Megan Smith knew early on that her commitment to fashion was going to take her places.
As a competitor on the Amazon Studios competition series, Making the Cut, Smith presented a body of work that blended strength and femininity in a way that impressed the judges. It is that same sensibility that echoes in Smith’s life. Now living in Los Angeles, Smith reflects on the journey that brought her from Kansas City to Los Angeles and her journey in fashion and being an entrepreneur.
Born in Kansas City to a 16-year-old mother suffering from schizophrenia, Smith would learn the value of strength and perseverance early on. But beyond that, it would be Smith’s mother that first introduced her to the world of fashion and the art that clothing could be.
“Believe it or not,” Smith says, “a lot of my fashion sense does come from my mother. She had me young so we sort of grew up together. She was heavily into fashion and makeup and glamour. But it was my grandmother that taught me how to sew. So, I started making clothes for my Barbies. If I didn’t have fabric, I used my socks. Then they bought me a sewing machine. Despite her having her illness, my mother is very creative. I know there were a lot of things she wanted to do but couldn’t because of it.”
Living in a city not widely known for being a center of fashion influence didn’t dissuade Smith from pursuing a career in the industry. With a wide range of influences around her that included everything from Prince to Ebony Fashion Fair to Vogue, it was the era of ’90s supermodels that birthed some of her earliest creations.

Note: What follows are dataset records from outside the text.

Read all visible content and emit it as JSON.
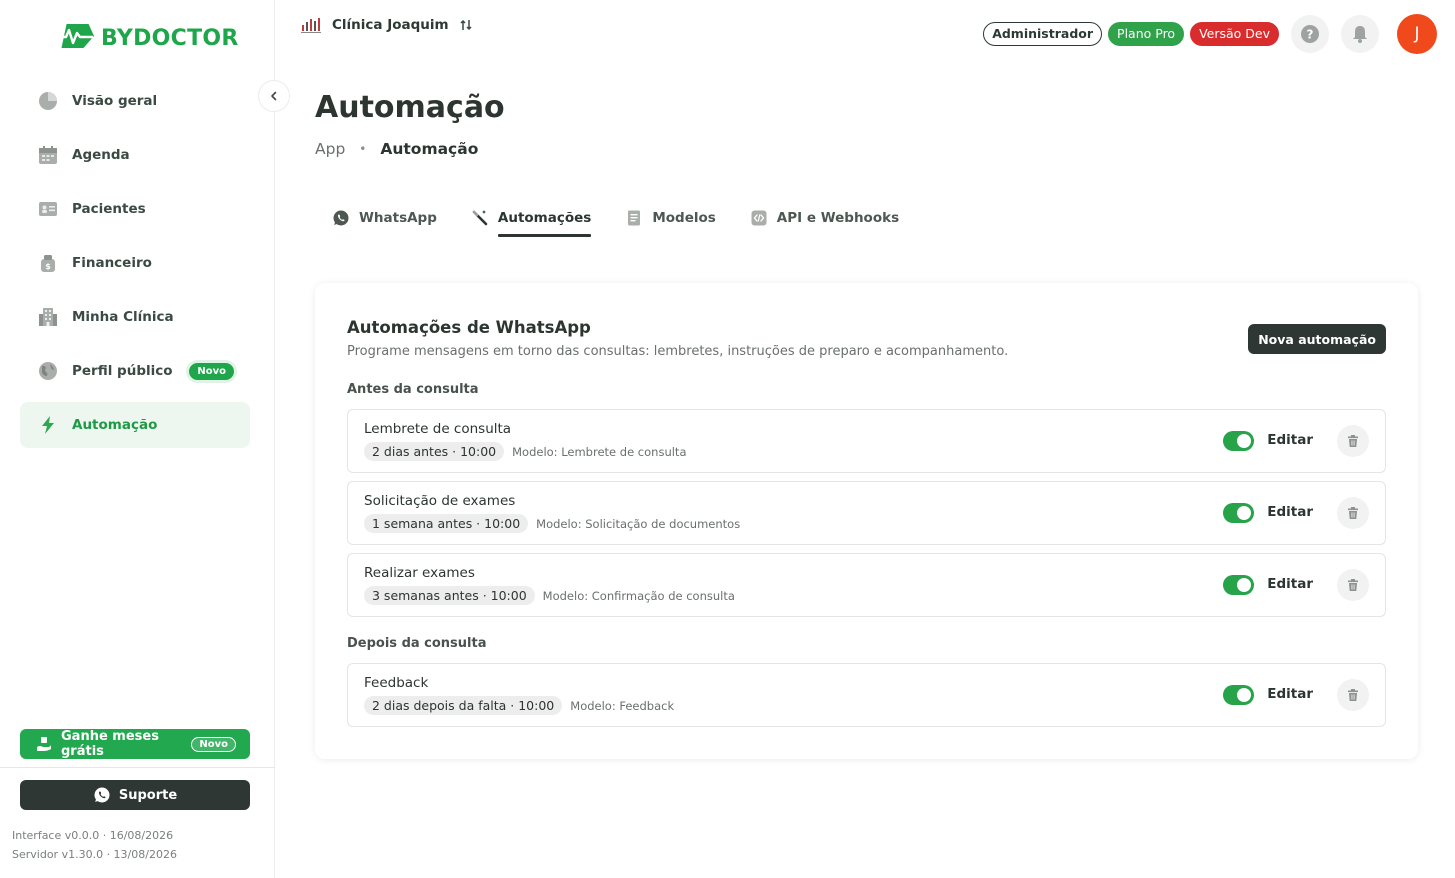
{
  "brand": {
    "name": "BYDOCTOR",
    "color": "#1fa64b"
  },
  "sidebar": {
    "items": [
      {
        "label": "Visão geral",
        "icon": "pie-chart-icon"
      },
      {
        "label": "Agenda",
        "icon": "calendar-icon"
      },
      {
        "label": "Pacientes",
        "icon": "id-card-icon"
      },
      {
        "label": "Financeiro",
        "icon": "money-bag-icon"
      },
      {
        "label": "Minha Clínica",
        "icon": "building-icon"
      },
      {
        "label": "Perfil público",
        "icon": "globe-icon",
        "badge": "Novo"
      },
      {
        "label": "Automação",
        "icon": "lightning-icon",
        "active": true
      }
    ],
    "promo": {
      "label": "Ganhe meses grátis",
      "badge": "Novo"
    },
    "support": {
      "label": "Suporte"
    },
    "version_interface": "Interface v0.0.0 · 16/08/2026",
    "version_server": "Servidor v1.30.0 · 13/08/2026"
  },
  "topbar": {
    "clinic_name": "Clínica Joaquim",
    "role": "Administrador",
    "plan": "Plano Pro",
    "env": "Versão Dev",
    "avatar_initial": "J"
  },
  "header": {
    "title": "Automação",
    "breadcrumb_app": "App",
    "breadcrumb_sep": "•",
    "breadcrumb_current": "Automação"
  },
  "tabs": [
    {
      "label": "WhatsApp",
      "icon": "whatsapp-icon"
    },
    {
      "label": "Automações",
      "icon": "magic-wand-icon",
      "active": true
    },
    {
      "label": "Modelos",
      "icon": "document-icon"
    },
    {
      "label": "API e Webhooks",
      "icon": "code-icon"
    }
  ],
  "card": {
    "title": "Automações de WhatsApp",
    "subtitle": "Programe mensagens em torno das consultas: lembretes, instruções de preparo e acompanhamento.",
    "new_button": "Nova automação",
    "edit_label": "Editar",
    "section_before": "Antes da consulta",
    "section_after": "Depois da consulta",
    "before": [
      {
        "title": "Lembrete de consulta",
        "timing": "2 dias antes · 10:00",
        "model": "Modelo: Lembrete de consulta",
        "enabled": true
      },
      {
        "title": "Solicitação de exames",
        "timing": "1 semana antes · 10:00",
        "model": "Modelo: Solicitação de documentos",
        "enabled": true
      },
      {
        "title": "Realizar exames",
        "timing": "3 semanas antes · 10:00",
        "model": "Modelo: Confirmação de consulta",
        "enabled": true
      }
    ],
    "after": [
      {
        "title": "Feedback",
        "timing": "2 dias depois da falta · 10:00",
        "model": "Modelo: Feedback",
        "enabled": true
      }
    ]
  },
  "colors": {
    "accent": "#1fa64b",
    "dark_button": "#2e3733",
    "danger": "#d92c2c",
    "avatar": "#f04a1c"
  }
}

“I would look at Vogue magazine and music videos and just the women around me and my family — everyone was always so well put together and fashionable living in Kansas City,” Smith remembers. “My mom and I had this deep love for ’90s supermodels. I just remember being in like Cindy Crawford and Naomi Campbell. We both followed them, and that influenced my aesthetic: feminine with a little bit of glam, but an edge and that all comes from pop culture.”

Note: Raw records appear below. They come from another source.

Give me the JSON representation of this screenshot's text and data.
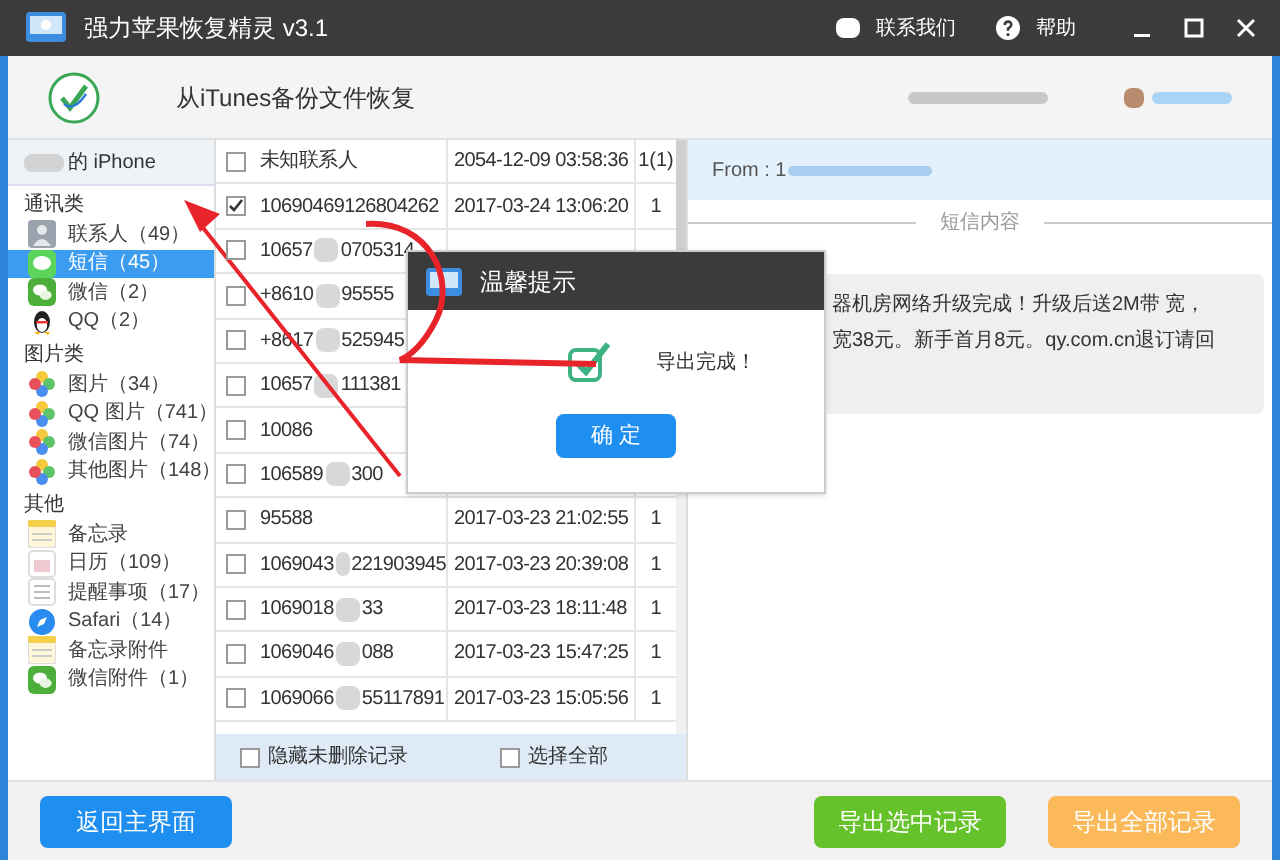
{
  "window": {
    "title": "强力苹果恢复精灵 v3.1",
    "actions": [
      "联系我们",
      "帮助"
    ]
  },
  "header": {
    "title": "从iTunes备份文件恢复"
  },
  "sidebar": {
    "device": "的 iPhone",
    "groups": [
      {
        "label": "通讯类",
        "items": [
          {
            "label": "联系人（49）",
            "kind": "contacts",
            "selected": false
          },
          {
            "label": "短信（45）",
            "kind": "messages",
            "selected": true
          },
          {
            "label": "微信（2）",
            "kind": "wechat",
            "selected": false
          },
          {
            "label": "QQ（2）",
            "kind": "qq",
            "selected": false
          }
        ]
      },
      {
        "label": "图片类",
        "items": [
          {
            "label": "图片（34）",
            "kind": "photos",
            "selected": false
          },
          {
            "label": "QQ 图片（741）",
            "kind": "photos",
            "selected": false
          },
          {
            "label": "微信图片（74）",
            "kind": "photos",
            "selected": false
          },
          {
            "label": "其他图片（148）",
            "kind": "photos",
            "selected": false
          }
        ]
      },
      {
        "label": "其他",
        "items": [
          {
            "label": "备忘录",
            "kind": "notes",
            "selected": false
          },
          {
            "label": "日历（109）",
            "kind": "calendar",
            "selected": false
          },
          {
            "label": "提醒事项（17）",
            "kind": "reminders",
            "selected": false
          },
          {
            "label": "Safari（14）",
            "kind": "safari",
            "selected": false
          },
          {
            "label": "备忘录附件",
            "kind": "notes",
            "selected": false
          },
          {
            "label": "微信附件（1）",
            "kind": "wechat",
            "selected": false
          }
        ]
      }
    ]
  },
  "table": {
    "rows": [
      {
        "checked": false,
        "number": [
          "未知联系人"
        ],
        "date": "2054-12-09 03:58:36",
        "count": "1(1)"
      },
      {
        "checked": true,
        "number": [
          "10690469126804262"
        ],
        "date": "2017-03-24 13:06:20",
        "count": "1"
      },
      {
        "checked": false,
        "number": [
          "10657",
          "0705314"
        ]
      },
      {
        "checked": false,
        "number": [
          "+8610",
          "95555"
        ]
      },
      {
        "checked": false,
        "number": [
          "+8617",
          "525945"
        ]
      },
      {
        "checked": false,
        "number": [
          "10657",
          "111381"
        ]
      },
      {
        "checked": false,
        "number": [
          "10086"
        ]
      },
      {
        "checked": false,
        "number": [
          "106589",
          "300"
        ]
      },
      {
        "checked": false,
        "number": [
          "95588"
        ],
        "date": "2017-03-23 21:02:55",
        "count": "1"
      },
      {
        "checked": false,
        "number": [
          "1069043",
          "221903945"
        ],
        "date": "2017-03-23 20:39:08",
        "count": "1"
      },
      {
        "checked": false,
        "number": [
          "1069018",
          "33"
        ],
        "date": "2017-03-23 18:11:48",
        "count": "1"
      },
      {
        "checked": false,
        "number": [
          "1069046",
          "088"
        ],
        "date": "2017-03-23 15:47:25",
        "count": "1"
      },
      {
        "checked": false,
        "number": [
          "1069066",
          "55117891"
        ],
        "date": "2017-03-23 15:05:56",
        "count": "1"
      }
    ],
    "options": [
      {
        "label": "隐藏未删除记录",
        "checked": false
      },
      {
        "label": "选择全部",
        "checked": false
      }
    ]
  },
  "message": {
    "from": "From : 1",
    "section": "短信内容",
    "lines": [
      "器机房网络升级完成！升级后送2M带 宽，",
      "宽38元。新手首月8元。qy.com.cn退订请回"
    ]
  },
  "dialog": {
    "title": "温馨提示",
    "text": "导出完成！",
    "button": "确 定"
  },
  "footer": {
    "buttons": [
      {
        "label": "返回主界面",
        "color": "#1e8ef0"
      },
      {
        "label": "导出选中记录",
        "color": "#66c22a"
      },
      {
        "label": "导出全部记录",
        "color": "#fbb95a"
      }
    ]
  }
}
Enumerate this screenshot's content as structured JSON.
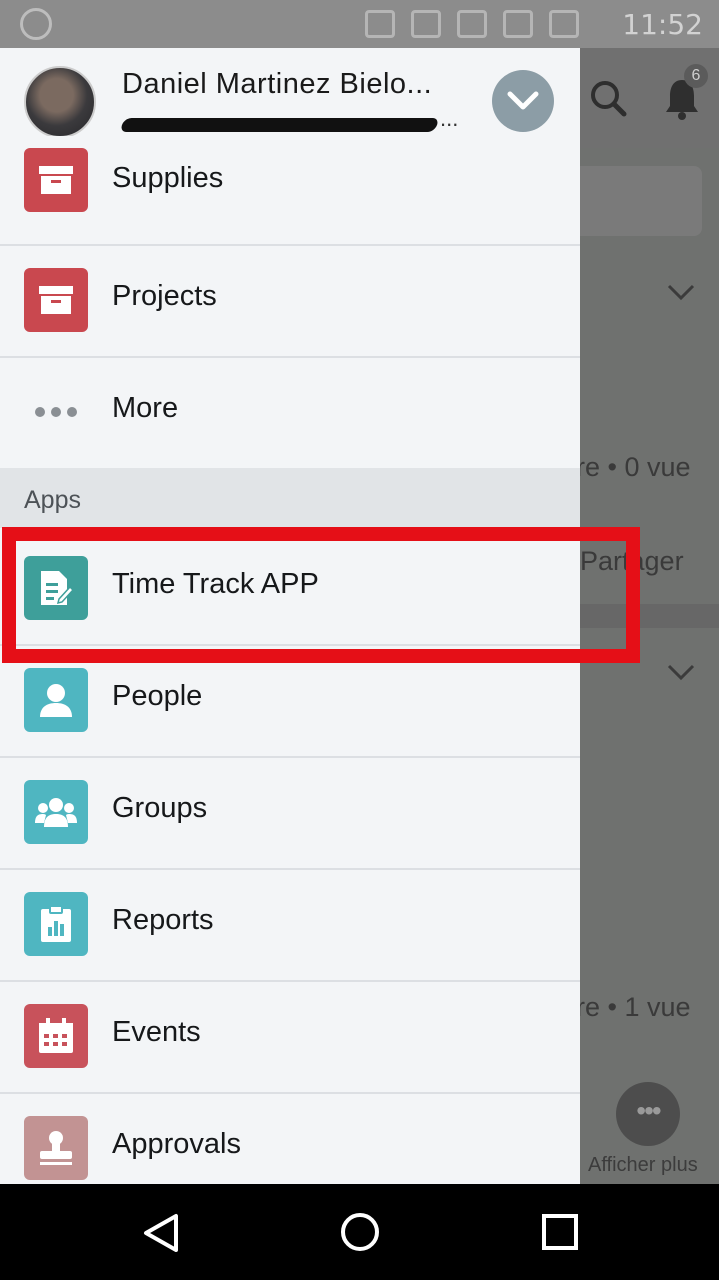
{
  "status_bar": {
    "time": "11:52"
  },
  "background_app": {
    "notification_count": "6",
    "snippet_1": "re • 0 vue",
    "snippet_2": "Partager",
    "snippet_3": "re • 1 vue",
    "more_label": "Afficher plus"
  },
  "drawer": {
    "user": {
      "name": "Daniel Martinez Bielo..."
    },
    "items_top": [
      {
        "label": "Supplies",
        "icon": "archive-icon",
        "color": "#c9484f"
      },
      {
        "label": "Projects",
        "icon": "archive-icon",
        "color": "#c9484f"
      },
      {
        "label": "More",
        "icon": "ellipsis-icon"
      }
    ],
    "section_label": "Apps",
    "apps": [
      {
        "label": "Time Track APP",
        "icon": "document-edit-icon",
        "color": "#3e9f9a"
      },
      {
        "label": "People",
        "icon": "person-icon",
        "color": "#4fb6c1"
      },
      {
        "label": "Groups",
        "icon": "group-icon",
        "color": "#4fb6c1"
      },
      {
        "label": "Reports",
        "icon": "report-icon",
        "color": "#4fb6c1"
      },
      {
        "label": "Events",
        "icon": "calendar-icon",
        "color": "#c8525b"
      },
      {
        "label": "Approvals",
        "icon": "stamp-icon",
        "color": "#c29393"
      }
    ]
  },
  "highlight_color": "#e50f17"
}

On Making the Cut, contestants are challenged with applying their personal design aesthetics to a variety of different styles and influences. For Smith, adapting her personal style to the weekly tasks had its challenges. Ultimately, it was her commitment to a strong personal style that allowed her to navigate through the various competitions without losing sight of her own personal aesthetic. Additionally, it was the time spent designing the creations that observers aren’t privy to, a time that Smith was able to navigate through week after week.

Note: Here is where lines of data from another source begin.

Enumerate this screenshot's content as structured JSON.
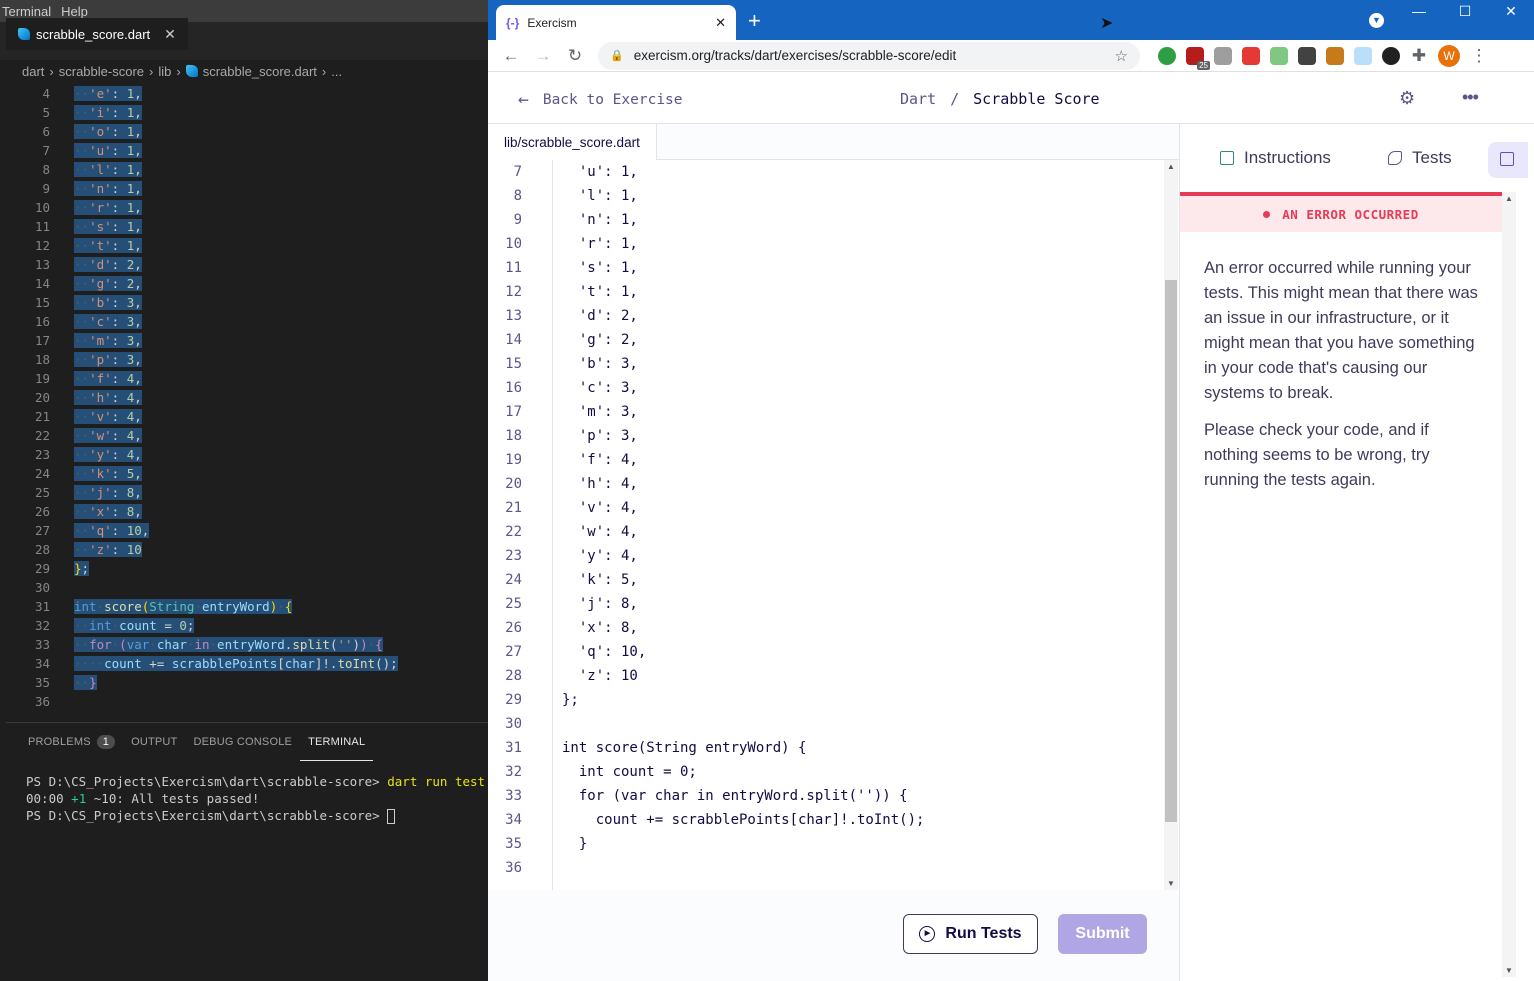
{
  "vscode": {
    "menu": [
      "Terminal",
      "Help"
    ],
    "tab": {
      "label": "scrabble_score.dart",
      "close": "✕"
    },
    "breadcrumb": [
      "dart",
      "scrabble-score",
      "lib",
      "scrabble_score.dart",
      "..."
    ],
    "panel_tabs": {
      "problems": "PROBLEMS",
      "problems_count": "1",
      "output": "OUTPUT",
      "debug": "DEBUG CONSOLE",
      "terminal": "TERMINAL"
    },
    "terminal": {
      "prompt": "PS D:\\CS_Projects\\Exercism\\dart\\scrabble-score>",
      "command": "dart run test",
      "result_time": "00:00",
      "result_pass": "+1",
      "result_count": "~10:",
      "result_msg": "All tests passed!"
    }
  },
  "browser": {
    "tab_title": "Exercism",
    "favicon": "{-}",
    "new_tab": "+",
    "window_controls": [
      "—",
      "☐",
      "✕"
    ],
    "url": "exercism.org/tracks/dart/exercises/scrabble-score/edit",
    "ext_badge": "25",
    "profile_initial": "W"
  },
  "exercism": {
    "back_label": "Back to Exercise",
    "crumb_track": "Dart",
    "crumb_sep": "/",
    "crumb_exercise": "Scrabble Score",
    "file_tab": "lib/scrabble_score.dart",
    "run_tests": "Run Tests",
    "submit": "Submit",
    "tabs": {
      "instructions": "Instructions",
      "tests": "Tests"
    },
    "error_title": "AN ERROR OCCURRED",
    "error_p1": "An error occurred while running your tests. This might mean that there was an issue in our infrastructure, or it might mean that you have something in your code that's causing our systems to break.",
    "error_p2": "Please check your code, and if nothing seems to be wrong, try running the tests again."
  },
  "code_vs": [
    {
      "n": "4",
      "k": "e",
      "v": "1"
    },
    {
      "n": "5",
      "k": "i",
      "v": "1"
    },
    {
      "n": "6",
      "k": "o",
      "v": "1"
    },
    {
      "n": "7",
      "k": "u",
      "v": "1"
    },
    {
      "n": "8",
      "k": "l",
      "v": "1"
    },
    {
      "n": "9",
      "k": "n",
      "v": "1"
    },
    {
      "n": "10",
      "k": "r",
      "v": "1"
    },
    {
      "n": "11",
      "k": "s",
      "v": "1"
    },
    {
      "n": "12",
      "k": "t",
      "v": "1"
    },
    {
      "n": "13",
      "k": "d",
      "v": "2"
    },
    {
      "n": "14",
      "k": "g",
      "v": "2"
    },
    {
      "n": "15",
      "k": "b",
      "v": "3"
    },
    {
      "n": "16",
      "k": "c",
      "v": "3"
    },
    {
      "n": "17",
      "k": "m",
      "v": "3"
    },
    {
      "n": "18",
      "k": "p",
      "v": "3"
    },
    {
      "n": "19",
      "k": "f",
      "v": "4"
    },
    {
      "n": "20",
      "k": "h",
      "v": "4"
    },
    {
      "n": "21",
      "k": "v",
      "v": "4"
    },
    {
      "n": "22",
      "k": "w",
      "v": "4"
    },
    {
      "n": "23",
      "k": "y",
      "v": "4"
    },
    {
      "n": "24",
      "k": "k",
      "v": "5"
    },
    {
      "n": "25",
      "k": "j",
      "v": "8"
    },
    {
      "n": "26",
      "k": "x",
      "v": "8"
    },
    {
      "n": "27",
      "k": "q",
      "v": "10"
    },
    {
      "n": "28",
      "k": "z",
      "v": "10",
      "last": true
    }
  ],
  "code_ex": [
    {
      "n": "7",
      "k": "u",
      "v": "1"
    },
    {
      "n": "8",
      "k": "l",
      "v": "1"
    },
    {
      "n": "9",
      "k": "n",
      "v": "1"
    },
    {
      "n": "10",
      "k": "r",
      "v": "1"
    },
    {
      "n": "11",
      "k": "s",
      "v": "1"
    },
    {
      "n": "12",
      "k": "t",
      "v": "1"
    },
    {
      "n": "13",
      "k": "d",
      "v": "2"
    },
    {
      "n": "14",
      "k": "g",
      "v": "2"
    },
    {
      "n": "15",
      "k": "b",
      "v": "3"
    },
    {
      "n": "16",
      "k": "c",
      "v": "3"
    },
    {
      "n": "17",
      "k": "m",
      "v": "3"
    },
    {
      "n": "18",
      "k": "p",
      "v": "3"
    },
    {
      "n": "19",
      "k": "f",
      "v": "4"
    },
    {
      "n": "20",
      "k": "h",
      "v": "4"
    },
    {
      "n": "21",
      "k": "v",
      "v": "4"
    },
    {
      "n": "22",
      "k": "w",
      "v": "4"
    },
    {
      "n": "23",
      "k": "y",
      "v": "4"
    },
    {
      "n": "24",
      "k": "k",
      "v": "5"
    },
    {
      "n": "25",
      "k": "j",
      "v": "8"
    },
    {
      "n": "26",
      "k": "x",
      "v": "8"
    },
    {
      "n": "27",
      "k": "q",
      "v": "10"
    },
    {
      "n": "28",
      "k": "z",
      "v": "10",
      "last": true
    }
  ],
  "code_tail": [
    {
      "n": "29",
      "t": "};"
    },
    {
      "n": "30",
      "t": ""
    },
    {
      "n": "31",
      "t": "int score(String entryWord) {"
    },
    {
      "n": "32",
      "t": "  int count = 0;"
    },
    {
      "n": "33",
      "t": "  for (var char in entryWord.split('')) {"
    },
    {
      "n": "34",
      "t": "    count += scrabblePoints[char]!.toInt();"
    },
    {
      "n": "35",
      "t": "  }"
    },
    {
      "n": "36",
      "t": ""
    }
  ],
  "colors": {
    "exercism_purple": "#604fcd",
    "error_red": "#e63b54",
    "chrome_blue": "#1565c0"
  }
}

“The overall design process is not as smooth and easy as it looks on the show. It’s a lot of like back and forth and changing a lot of things,” Smith says. “I would start making a neutral dress, and it would turn into something completely different.
“I think the environment of these beautiful locations like Paris and Tokyo influence how the design process changes. Working on my own at home, I can sketch out a collection, but as I started to make it, it totally changed depending on my mood or the aesthetic.
“In Paris, it was easy to translate that aesthetic into my brand, but in Tokyo, I will admit I did get a little intimidated by the streetwear challenge. I’ve never designed streetwear in my life. My aesthetic is more clearly defined. I know exactly the woman that I’m dressing now. I just envisioned myself dressing that woman and she said she wanted streetwear. How would I translate it? I really was happy with what I created, and I think it definitely still was very true to my brand identity.”
For Smith, the next step is taking all the valuable critiques and feedback from the experience and applying it to her booming business to become a global brand.
“I have a clear vision on where I want to take my brand, and I have to thank the show for it,” she says. “Before going on the show, I had an idea, but, being a new brand, I was still figuring out a few things. As the competition went on, I was like, ‘Okay, I got this. I know exactly who [my customer] is.’ That has helped me in more ways than I can say. It gave me a lot of confidence and more drive than I already had to get my brand out there and make it big.”
Making the Cut is currently streaming on Amazon Prime.